What we know and what we don’t: A review of patents for cybersecurity
- Large IT/computing companies are the leading forces in the cybersecurity IP market with mature portfolios, but new entrants are growing quickly and are acquisitive.
- Transactions in the space are mainly driven by IT/computing companies divesting assets to new entrants, which are trying to level the playing field
- Geographical coverage of patents are focused mainly in the US
- Cybersecurity is highly litigious, with both NPEs and operating companies enforcing their patents.
Cyber crime is on the rise. In 2015, reported security incidents by companies stacked up to 29,475 and led to 277 cases of confirmed data loss states a Financial Times article from March 28th. Another statistic, shows increasing global IT security breaches leading up to 42.8 million incidents in 2014. The numbers speak a clear language: cybersecurity is becoming increasingly important equally for individuals and corporations.

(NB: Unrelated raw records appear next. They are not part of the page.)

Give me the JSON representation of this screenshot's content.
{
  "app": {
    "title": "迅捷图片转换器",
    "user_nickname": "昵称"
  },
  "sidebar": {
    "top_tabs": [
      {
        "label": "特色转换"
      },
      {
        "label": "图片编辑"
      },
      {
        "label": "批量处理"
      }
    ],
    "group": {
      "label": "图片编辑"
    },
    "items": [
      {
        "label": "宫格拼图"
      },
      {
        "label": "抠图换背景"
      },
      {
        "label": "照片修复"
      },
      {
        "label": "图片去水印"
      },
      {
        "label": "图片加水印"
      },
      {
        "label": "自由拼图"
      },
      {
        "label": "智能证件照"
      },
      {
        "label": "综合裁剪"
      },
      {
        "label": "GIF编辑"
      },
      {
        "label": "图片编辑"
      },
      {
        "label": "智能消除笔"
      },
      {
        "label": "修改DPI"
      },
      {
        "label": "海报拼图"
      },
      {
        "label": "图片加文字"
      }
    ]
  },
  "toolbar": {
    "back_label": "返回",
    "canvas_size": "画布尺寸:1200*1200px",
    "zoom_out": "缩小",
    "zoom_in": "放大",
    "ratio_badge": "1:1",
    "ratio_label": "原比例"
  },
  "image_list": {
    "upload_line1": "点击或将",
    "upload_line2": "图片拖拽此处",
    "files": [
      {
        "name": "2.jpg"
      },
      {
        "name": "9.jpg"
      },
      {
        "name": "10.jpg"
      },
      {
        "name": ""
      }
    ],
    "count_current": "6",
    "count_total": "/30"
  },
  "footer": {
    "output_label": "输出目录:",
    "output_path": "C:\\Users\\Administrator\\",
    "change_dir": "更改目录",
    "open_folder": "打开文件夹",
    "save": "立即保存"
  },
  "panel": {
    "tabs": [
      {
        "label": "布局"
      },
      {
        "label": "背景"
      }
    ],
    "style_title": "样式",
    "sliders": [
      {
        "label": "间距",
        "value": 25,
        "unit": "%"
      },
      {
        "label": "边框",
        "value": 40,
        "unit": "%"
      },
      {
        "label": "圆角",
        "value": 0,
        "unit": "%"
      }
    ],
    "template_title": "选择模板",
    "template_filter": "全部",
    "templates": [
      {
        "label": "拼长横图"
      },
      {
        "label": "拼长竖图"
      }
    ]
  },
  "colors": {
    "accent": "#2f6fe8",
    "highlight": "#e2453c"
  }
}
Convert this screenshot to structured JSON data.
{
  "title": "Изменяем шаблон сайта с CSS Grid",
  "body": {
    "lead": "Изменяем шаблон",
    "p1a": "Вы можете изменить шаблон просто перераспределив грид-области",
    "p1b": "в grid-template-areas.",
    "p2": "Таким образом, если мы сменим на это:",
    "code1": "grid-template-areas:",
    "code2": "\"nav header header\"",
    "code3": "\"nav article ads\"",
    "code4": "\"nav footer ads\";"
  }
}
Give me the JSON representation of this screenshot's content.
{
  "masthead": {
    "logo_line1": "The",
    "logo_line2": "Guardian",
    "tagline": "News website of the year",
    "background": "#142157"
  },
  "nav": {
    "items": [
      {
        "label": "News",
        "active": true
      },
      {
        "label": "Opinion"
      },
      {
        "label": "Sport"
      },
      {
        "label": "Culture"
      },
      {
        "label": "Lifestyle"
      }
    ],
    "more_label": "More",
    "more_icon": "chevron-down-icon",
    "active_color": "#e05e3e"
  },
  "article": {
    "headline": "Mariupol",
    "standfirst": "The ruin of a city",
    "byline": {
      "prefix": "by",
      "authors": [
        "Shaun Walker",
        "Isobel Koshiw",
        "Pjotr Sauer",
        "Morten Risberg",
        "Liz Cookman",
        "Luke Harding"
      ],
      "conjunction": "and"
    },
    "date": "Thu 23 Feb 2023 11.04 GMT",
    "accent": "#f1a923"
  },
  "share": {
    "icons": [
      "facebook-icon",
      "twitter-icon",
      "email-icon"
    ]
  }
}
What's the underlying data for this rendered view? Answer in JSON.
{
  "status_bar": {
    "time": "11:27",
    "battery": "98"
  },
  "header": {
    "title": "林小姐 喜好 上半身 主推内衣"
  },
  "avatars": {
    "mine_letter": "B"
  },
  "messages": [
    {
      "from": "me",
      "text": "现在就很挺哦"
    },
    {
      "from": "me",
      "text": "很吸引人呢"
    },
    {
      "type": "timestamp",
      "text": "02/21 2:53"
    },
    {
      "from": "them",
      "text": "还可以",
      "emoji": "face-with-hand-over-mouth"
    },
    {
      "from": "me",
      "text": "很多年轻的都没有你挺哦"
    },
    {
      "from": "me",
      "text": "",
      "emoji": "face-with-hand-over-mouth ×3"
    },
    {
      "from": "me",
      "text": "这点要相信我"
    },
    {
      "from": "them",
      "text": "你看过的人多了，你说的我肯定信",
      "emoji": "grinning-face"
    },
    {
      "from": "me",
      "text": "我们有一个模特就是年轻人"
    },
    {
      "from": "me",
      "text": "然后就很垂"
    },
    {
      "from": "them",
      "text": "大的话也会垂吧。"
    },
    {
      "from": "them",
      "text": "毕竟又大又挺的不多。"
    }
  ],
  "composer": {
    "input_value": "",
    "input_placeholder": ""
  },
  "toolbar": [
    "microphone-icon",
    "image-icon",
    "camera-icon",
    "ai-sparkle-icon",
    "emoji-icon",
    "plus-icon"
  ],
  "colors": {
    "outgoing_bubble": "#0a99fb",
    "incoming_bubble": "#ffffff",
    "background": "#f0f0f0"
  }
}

This has created strong incentives to enter the market for many types of companies. There are four basic types of companies playing in the cybersecurity field:
- IT/Computing companies (eg, IBM, Intel and EMC Corporation) which have augmented their other products with a range of cybersecurity offerings;
- Security companies which operate generally throughout the field of computer security (eg, Symantec and Japanese player Trend Micro);
- 'Pure play' companies (eg, Fortinet and Riverbed) which focus primarily on cybersecurity; and
- Defense companies wanting to apply their defence know-how to the cybersecurity market (e.g. BAE and Raytheon)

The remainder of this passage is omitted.